Grabbing his hand, I gave it a jiggle and said, “Let’s go have some fun.”

“Uh…” The look on his face brought back a rush of memories that nearly made my eyes water.

“Come on, Charlie, don’t do this to me again. Don’t pull me out of my comfort zone.”

I’d been torturing him ever since we started hanging out junior year.

But I’d never lost.

Because deep down, underneath all that ordered discipline and analytical thought, lay a guy who just wanted to break out and have a good time.

I wiggled my eyebrows at him. “Come on, you know you want to.”

He turned his grimace into a strained smile. “I don’t know, Charlie. I should probably stick around, just in case…”

“In case what?” I laughed. “In case the weather suddenly clears? You know that’s not happening. Let’s at least go have a drink and catch up. You can come back and join the line later. I bet it will have barely moved by the time we get back.”

He sighed at my logic, knowing I was right. “I shouldn’t leave the airport though.”

“That’s cool.” I shrugged. “You got a million bucks? I’m sure that’d buy us a drink or two at one of these airport bars.”

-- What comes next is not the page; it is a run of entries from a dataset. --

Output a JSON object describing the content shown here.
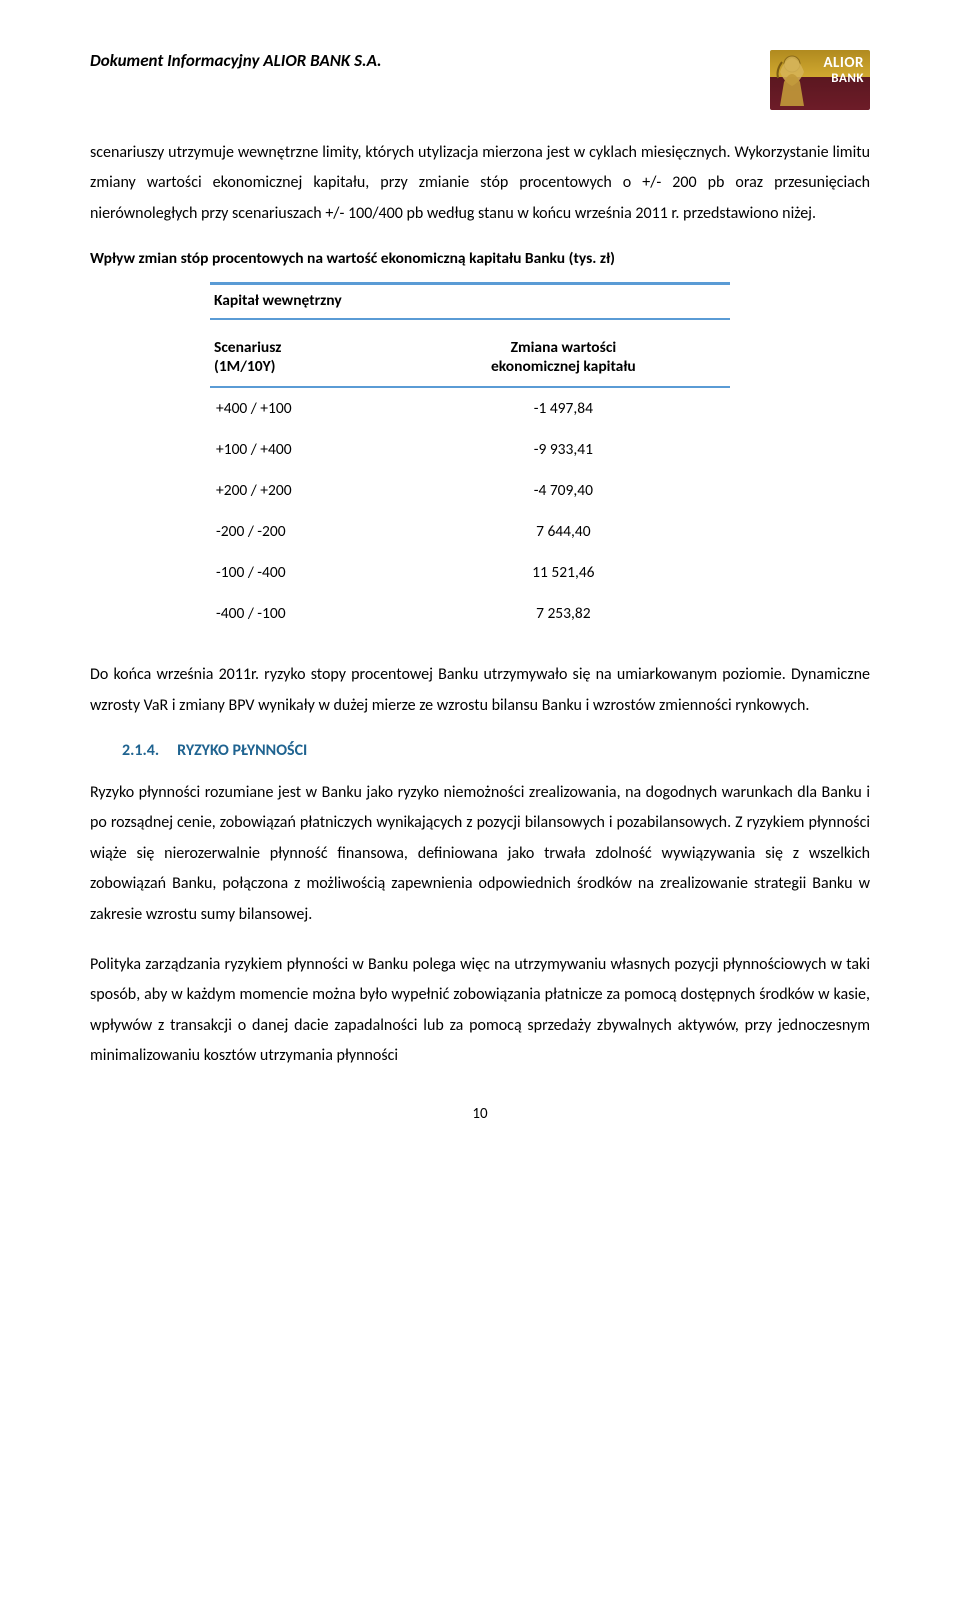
{
  "header": {
    "doc_title": "Dokument Informacyjny ALIOR BANK S.A.",
    "logo_line1": "ALIOR",
    "logo_line2": "BANK"
  },
  "para1": "scenariuszy utrzymuje wewnętrzne limity, których utylizacja mierzona jest w cyklach miesięcznych. Wykorzystanie limitu zmiany wartości ekonomicznej kapitału, przy zmianie stóp procentowych o +/- 200 pb oraz przesunięciach nierównoległych przy scenariuszach +/- 100/400 pb według stanu w końcu września 2011 r. przedstawiono niżej.",
  "table": {
    "caption": "Wpływ zmian stóp procentowych na wartość ekonomiczną kapitału Banku (tys. zł)",
    "cap_inner": "Kapitał wewnętrzny",
    "col1_a": "Scenariusz",
    "col1_b": "(1M/10Y)",
    "col2_a": "Zmiana wartości",
    "col2_b": "ekonomicznej kapitału",
    "rows": [
      {
        "s": "+400 / +100",
        "v": "-1 497,84"
      },
      {
        "s": "+100 / +400",
        "v": "-9 933,41"
      },
      {
        "s": "+200 / +200",
        "v": "-4 709,40"
      },
      {
        "s": "-200  /  -200",
        "v": "7 644,40"
      },
      {
        "s": "-100  /  -400",
        "v": "11 521,46"
      },
      {
        "s": "-400  /  -100",
        "v": "7 253,82"
      }
    ]
  },
  "para2": "Do końca września 2011r. ryzyko stopy procentowej Banku utrzymywało się na umiarkowanym poziomie. Dynamiczne wzrosty VaR i zmiany BPV wynikały w dużej mierze ze wzrostu bilansu Banku i wzrostów zmienności rynkowych.",
  "section": {
    "num": "2.1.4.",
    "title": "RYZYKO PŁYNNOŚCI"
  },
  "para3": "Ryzyko płynności rozumiane jest w Banku jako ryzyko niemożności zrealizowania, na dogodnych warunkach dla Banku i po rozsądnej cenie, zobowiązań płatniczych wynikających z pozycji bilansowych i pozabilansowych. Z ryzykiem płynności wiąże się nierozerwalnie płynność finansowa, definiowana jako trwała zdolność wywiązywania się z wszelkich zobowiązań Banku, połączona z możliwością zapewnienia odpowiednich środków na zrealizowanie strategii Banku w zakresie wzrostu sumy bilansowej.",
  "para4": "Polityka zarządzania ryzykiem płynności w Banku polega więc na utrzymywaniu własnych pozycji płynnościowych w taki sposób, aby w każdym momencie można było wypełnić zobowiązania płatnicze za pomocą dostępnych środków w kasie, wpływów z transakcji o danej dacie zapadalności lub za pomocą sprzedaży zbywalnych aktywów, przy jednoczesnym minimalizowaniu kosztów utrzymania płynności",
  "page_number": "10",
  "colors": {
    "accent_blue": "#5a9bd5",
    "heading_blue": "#1f6390"
  }
}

He laughed and shook his head, then pressed his lips together and looked down the line.

The counter was at least twenty people away. He wasn’t getting near that thing any time soon.

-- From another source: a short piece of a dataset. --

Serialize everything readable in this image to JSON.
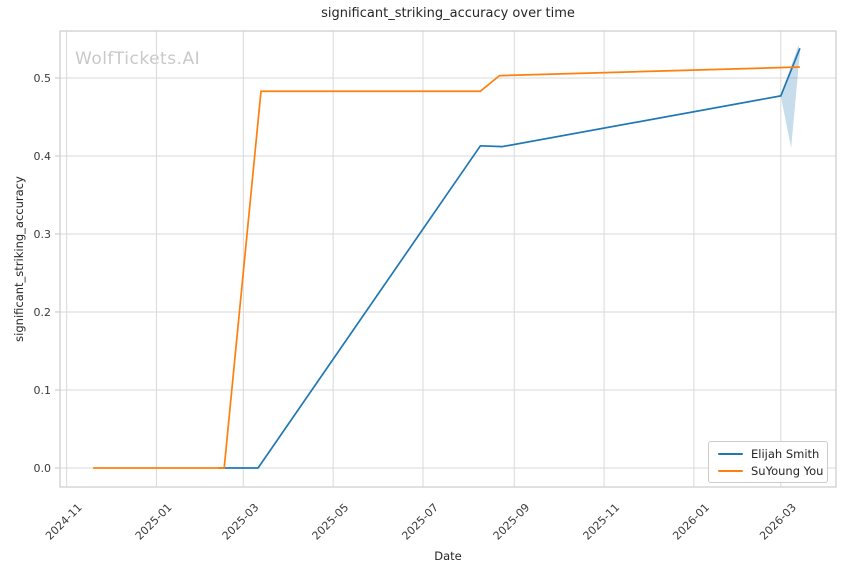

Letting go of his hand, I started doing a little dance and whistling a song from years ago—“Don’t Worry, Be Happy.” It used to irritate him, but for some reason it would always win him over in the end. He was a worrier, and there was nothing more triumphant than pulling him out of those frowny faces he made.

His eyebrows dipped in the middle, so I whistled a little louder.

“Stop,” he whispered out the side of his mouth, looking around and giving the guy next to us an embarrassed smile. “Don’t whistle.” He cringed.

I grinned and started singing.

His eyebrows popped high. “And now you’re singing. With the accent too. That’s not embarrassing at all.”

I laughed and kept going, tugging on his wrist and easily pulling him out of the line.

His eyes warmed with a familiar affection that I could feel all the way to the tips of my purple boots.

It was just like old times. Me pulling a reluctant Nixon away from his straight-laced, ordered life to show him a slice of something he never got at home—spontaneous fun.